ON PETITION POR RE-HEARING.
Stiles, J.— A very earnest petition for a re-hearing has been filed in this case, with a view to obviating what was *275said in the opinion concerning the power of the board of public works to contract for repairs in addition to the contract for the improvement. Two cases are cited from New York, one of which, People v. Maher, 9 N. Y. Supp. 94, seems to sustain the view taken by this court. The other, Schenectady v. Trustees of Union College, 21 N. Y. Supp. 147, it is claimed states a case like the one at bar and holds to the contrary. The contract in that case was, that the work should be done in such a manner that no repairs would be needed for five years, and that if any should be required the contractor would make them.
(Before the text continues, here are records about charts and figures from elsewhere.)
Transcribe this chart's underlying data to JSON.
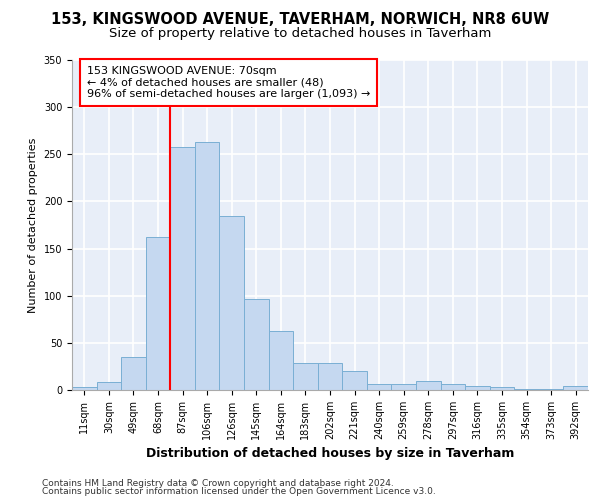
{
  "title1": "153, KINGSWOOD AVENUE, TAVERHAM, NORWICH, NR8 6UW",
  "title2": "Size of property relative to detached houses in Taverham",
  "xlabel": "Distribution of detached houses by size in Taverham",
  "ylabel": "Number of detached properties",
  "bin_labels": [
    "11sqm",
    "30sqm",
    "49sqm",
    "68sqm",
    "87sqm",
    "106sqm",
    "126sqm",
    "145sqm",
    "164sqm",
    "183sqm",
    "202sqm",
    "221sqm",
    "240sqm",
    "259sqm",
    "278sqm",
    "297sqm",
    "316sqm",
    "335sqm",
    "354sqm",
    "373sqm",
    "392sqm"
  ],
  "bar_values": [
    3,
    8,
    35,
    162,
    258,
    263,
    185,
    96,
    63,
    29,
    29,
    20,
    6,
    6,
    10,
    6,
    4,
    3,
    1,
    1,
    4
  ],
  "bar_color": "#c5d8f0",
  "bar_edge_color": "#7aafd4",
  "red_line_x": 3.5,
  "annotation_title": "153 KINGSWOOD AVENUE: 70sqm",
  "annotation_line1": "← 4% of detached houses are smaller (48)",
  "annotation_line2": "96% of semi-detached houses are larger (1,093) →",
  "ylim": [
    0,
    350
  ],
  "yticks": [
    0,
    50,
    100,
    150,
    200,
    250,
    300,
    350
  ],
  "footnote1": "Contains HM Land Registry data © Crown copyright and database right 2024.",
  "footnote2": "Contains public sector information licensed under the Open Government Licence v3.0.",
  "bg_color": "#e8eef8",
  "grid_color": "#ffffff",
  "title1_fontsize": 10.5,
  "title2_fontsize": 9.5,
  "ylabel_fontsize": 8,
  "xlabel_fontsize": 9,
  "tick_fontsize": 7,
  "footnote_fontsize": 6.5,
  "annot_fontsize": 8
}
This was held to be a mere guaranty of the quality of the work, and therefore not within People v. Maher, where the contract was precisely like the one before us. Both of these cases were decided in the third department of the supreme court of New York, but by different judges, and the latter does not undertake to deny the authority of the former. The principle adopted by us was right, and we adhere to it. The anxiety of counsel in this matter seems to be directed to a large body of warrants which have been issued in payment of other like improvements in the city of Tacoma, where the contracts were made by the board in the same way, but where assessments are not due; but it is evident that the provisions of the act of March 9, 1893, Laws, p. 226, on the subject of reassessments, have been overlooked, and that the anticipated danger is more fancied than real. Certainly, if that act can have any force, the actual value of any improvement made, where there was jurisdiction to make it at the expense of abutting property, can be reassessed.
Petition denied.
Dunbar, C. J, and Anders and Scott, JJ., concur.